[Specific induction by phorbol ester of the gene transcription and of the activity of ornithine decarboxylase in two control and transformed epithelial cell lines. Modulator effect of anti-inflammatory agents].

The mechanism of ornithine decarboxylase (ODC) induction by phorbol ester (TPA) has been studied in two permanent epithelial cell lines, a control (Ctr) and a Benzo (a) pyrene transformed line (BaP-tr); the degree of ODC gene expression (ODC-mRNA) was evaluated in comparison to the ODC activity. A small dose of TPA (4 x 10(-8) M) highly induced ODC activity in these cells. The induction levels differed however, corresponding respectively to 4:1 (induced: basal ODC) in Ctr cells and to 2:1 in BaP-tr cells.
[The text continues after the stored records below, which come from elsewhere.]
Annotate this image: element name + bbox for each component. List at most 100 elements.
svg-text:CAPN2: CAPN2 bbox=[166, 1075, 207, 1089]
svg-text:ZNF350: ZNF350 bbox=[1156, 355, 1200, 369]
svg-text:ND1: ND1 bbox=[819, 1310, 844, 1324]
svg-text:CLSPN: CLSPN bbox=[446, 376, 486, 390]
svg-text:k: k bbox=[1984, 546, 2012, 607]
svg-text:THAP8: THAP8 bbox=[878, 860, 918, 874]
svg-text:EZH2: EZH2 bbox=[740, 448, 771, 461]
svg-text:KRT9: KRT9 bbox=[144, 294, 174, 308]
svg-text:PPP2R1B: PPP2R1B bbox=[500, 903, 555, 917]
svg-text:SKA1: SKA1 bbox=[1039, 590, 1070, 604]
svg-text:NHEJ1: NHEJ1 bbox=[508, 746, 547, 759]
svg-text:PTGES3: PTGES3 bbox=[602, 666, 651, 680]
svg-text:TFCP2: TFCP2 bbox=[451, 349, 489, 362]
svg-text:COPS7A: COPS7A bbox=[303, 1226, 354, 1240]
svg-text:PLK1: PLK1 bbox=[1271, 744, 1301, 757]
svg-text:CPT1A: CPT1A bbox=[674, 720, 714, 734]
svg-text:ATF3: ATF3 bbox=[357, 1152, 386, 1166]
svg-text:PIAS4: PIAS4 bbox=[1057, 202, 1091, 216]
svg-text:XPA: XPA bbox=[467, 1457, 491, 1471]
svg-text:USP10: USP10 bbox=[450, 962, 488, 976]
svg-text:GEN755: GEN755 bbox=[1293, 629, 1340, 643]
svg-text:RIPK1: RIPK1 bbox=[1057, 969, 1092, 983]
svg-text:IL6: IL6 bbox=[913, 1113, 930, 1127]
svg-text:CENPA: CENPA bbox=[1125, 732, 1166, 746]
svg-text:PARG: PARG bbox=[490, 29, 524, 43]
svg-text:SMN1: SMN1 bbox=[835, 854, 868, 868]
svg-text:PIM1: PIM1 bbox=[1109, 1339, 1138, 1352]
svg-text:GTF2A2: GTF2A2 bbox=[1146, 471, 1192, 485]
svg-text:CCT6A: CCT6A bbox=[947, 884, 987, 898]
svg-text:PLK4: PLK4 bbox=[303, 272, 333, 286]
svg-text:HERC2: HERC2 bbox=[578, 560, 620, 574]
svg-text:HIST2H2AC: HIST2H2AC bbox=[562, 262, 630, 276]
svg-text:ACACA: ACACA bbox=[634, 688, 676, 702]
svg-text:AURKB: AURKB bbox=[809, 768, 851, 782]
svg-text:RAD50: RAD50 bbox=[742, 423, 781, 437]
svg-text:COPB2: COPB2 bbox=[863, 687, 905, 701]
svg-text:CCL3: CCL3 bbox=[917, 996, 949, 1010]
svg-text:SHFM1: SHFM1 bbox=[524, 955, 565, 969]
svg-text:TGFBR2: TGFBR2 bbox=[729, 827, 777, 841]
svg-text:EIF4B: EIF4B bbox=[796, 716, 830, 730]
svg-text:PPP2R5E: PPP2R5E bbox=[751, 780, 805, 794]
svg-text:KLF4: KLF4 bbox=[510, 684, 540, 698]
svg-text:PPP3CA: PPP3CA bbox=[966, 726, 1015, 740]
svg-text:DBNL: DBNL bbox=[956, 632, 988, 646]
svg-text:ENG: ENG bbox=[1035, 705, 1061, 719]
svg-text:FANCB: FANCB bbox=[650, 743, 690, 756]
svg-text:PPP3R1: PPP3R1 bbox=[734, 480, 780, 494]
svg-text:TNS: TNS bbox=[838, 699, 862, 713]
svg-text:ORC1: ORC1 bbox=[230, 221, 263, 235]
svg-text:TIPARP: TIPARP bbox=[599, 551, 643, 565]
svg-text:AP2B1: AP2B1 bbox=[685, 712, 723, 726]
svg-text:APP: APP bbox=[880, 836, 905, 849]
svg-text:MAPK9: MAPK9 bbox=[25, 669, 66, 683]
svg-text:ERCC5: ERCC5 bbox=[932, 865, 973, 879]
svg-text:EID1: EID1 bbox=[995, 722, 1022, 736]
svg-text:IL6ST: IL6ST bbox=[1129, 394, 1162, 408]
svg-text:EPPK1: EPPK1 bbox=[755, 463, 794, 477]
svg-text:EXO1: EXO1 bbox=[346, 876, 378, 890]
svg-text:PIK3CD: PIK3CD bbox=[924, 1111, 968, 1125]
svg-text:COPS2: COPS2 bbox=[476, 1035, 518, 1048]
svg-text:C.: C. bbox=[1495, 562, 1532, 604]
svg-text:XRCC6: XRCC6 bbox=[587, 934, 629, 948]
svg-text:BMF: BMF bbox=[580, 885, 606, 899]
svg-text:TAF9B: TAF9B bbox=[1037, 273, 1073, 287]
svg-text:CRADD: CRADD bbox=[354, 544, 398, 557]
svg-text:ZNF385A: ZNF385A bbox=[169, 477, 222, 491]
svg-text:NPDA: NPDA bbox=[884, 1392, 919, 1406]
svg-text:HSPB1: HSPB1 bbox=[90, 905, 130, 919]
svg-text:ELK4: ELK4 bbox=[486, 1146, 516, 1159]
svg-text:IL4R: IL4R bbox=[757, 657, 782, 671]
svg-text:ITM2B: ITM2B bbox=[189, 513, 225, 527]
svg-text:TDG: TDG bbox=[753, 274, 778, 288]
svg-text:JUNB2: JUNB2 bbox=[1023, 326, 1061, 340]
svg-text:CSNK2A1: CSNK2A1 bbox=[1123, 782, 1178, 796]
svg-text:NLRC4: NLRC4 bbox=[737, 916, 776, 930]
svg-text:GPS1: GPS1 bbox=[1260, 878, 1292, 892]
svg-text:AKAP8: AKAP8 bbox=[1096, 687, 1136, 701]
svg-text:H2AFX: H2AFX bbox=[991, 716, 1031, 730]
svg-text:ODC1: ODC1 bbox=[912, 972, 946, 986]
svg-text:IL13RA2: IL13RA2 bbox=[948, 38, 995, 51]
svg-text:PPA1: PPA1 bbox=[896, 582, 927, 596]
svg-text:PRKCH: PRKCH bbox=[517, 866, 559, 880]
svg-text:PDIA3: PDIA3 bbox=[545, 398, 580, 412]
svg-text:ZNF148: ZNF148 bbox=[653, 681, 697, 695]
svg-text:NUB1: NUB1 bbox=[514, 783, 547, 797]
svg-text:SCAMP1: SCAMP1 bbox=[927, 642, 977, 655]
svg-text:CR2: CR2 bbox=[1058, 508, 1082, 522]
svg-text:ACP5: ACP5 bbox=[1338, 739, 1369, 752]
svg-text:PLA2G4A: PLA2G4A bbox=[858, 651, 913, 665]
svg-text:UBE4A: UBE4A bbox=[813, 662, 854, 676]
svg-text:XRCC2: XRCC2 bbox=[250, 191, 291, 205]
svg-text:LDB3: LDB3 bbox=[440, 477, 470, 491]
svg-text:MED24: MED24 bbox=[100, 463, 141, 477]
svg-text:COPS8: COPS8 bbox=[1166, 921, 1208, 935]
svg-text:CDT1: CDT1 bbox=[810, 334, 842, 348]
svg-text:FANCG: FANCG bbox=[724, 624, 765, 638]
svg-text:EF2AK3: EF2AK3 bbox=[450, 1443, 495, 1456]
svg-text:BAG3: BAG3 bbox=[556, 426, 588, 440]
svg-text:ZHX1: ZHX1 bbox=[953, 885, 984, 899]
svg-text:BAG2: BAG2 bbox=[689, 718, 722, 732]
This difference reflected the variation of ODC gene expression; the ODC-mRNA induction was 6:1 in Ctr cells and 3:1 in BaP-tr cells. Repetitive TPA treatment decreased the ODC induction in these cells, as compared to that resulting from a single TPA treatment. Studies of ODC modulation were performed in presence of anti-inflammatory agents. In the two cell lines, Indomethacin (anti-cyclooxygenase) did not change the level of ODC induction by TPA. Nordihydroguaiaretic acid (NDGA, anti-lipoxygenase) inhibited this induced ODC. These results differed from that obtained in vivo in mouse skin. Dexamethasone (DXME, anti-phospholipase A2) showed different action according to treatment time. Used together with TPA (t0), DXME inhibited ODC induction by the carcinogen; with three hours delay after TPA (t3), DXME treatment stimulated ODC in the cells. This divergent action may be reproduced by Actinomycin D, while Cycloheximide only exhibited constant inhibition. Studies now in progress suggested that the inhibition of TPA induced ODC by DXME may reflect ODC gene repression, as for the stimulating effect it could be related to ODC post-transcriptional modulation, owing to the decrease of proteolytic action.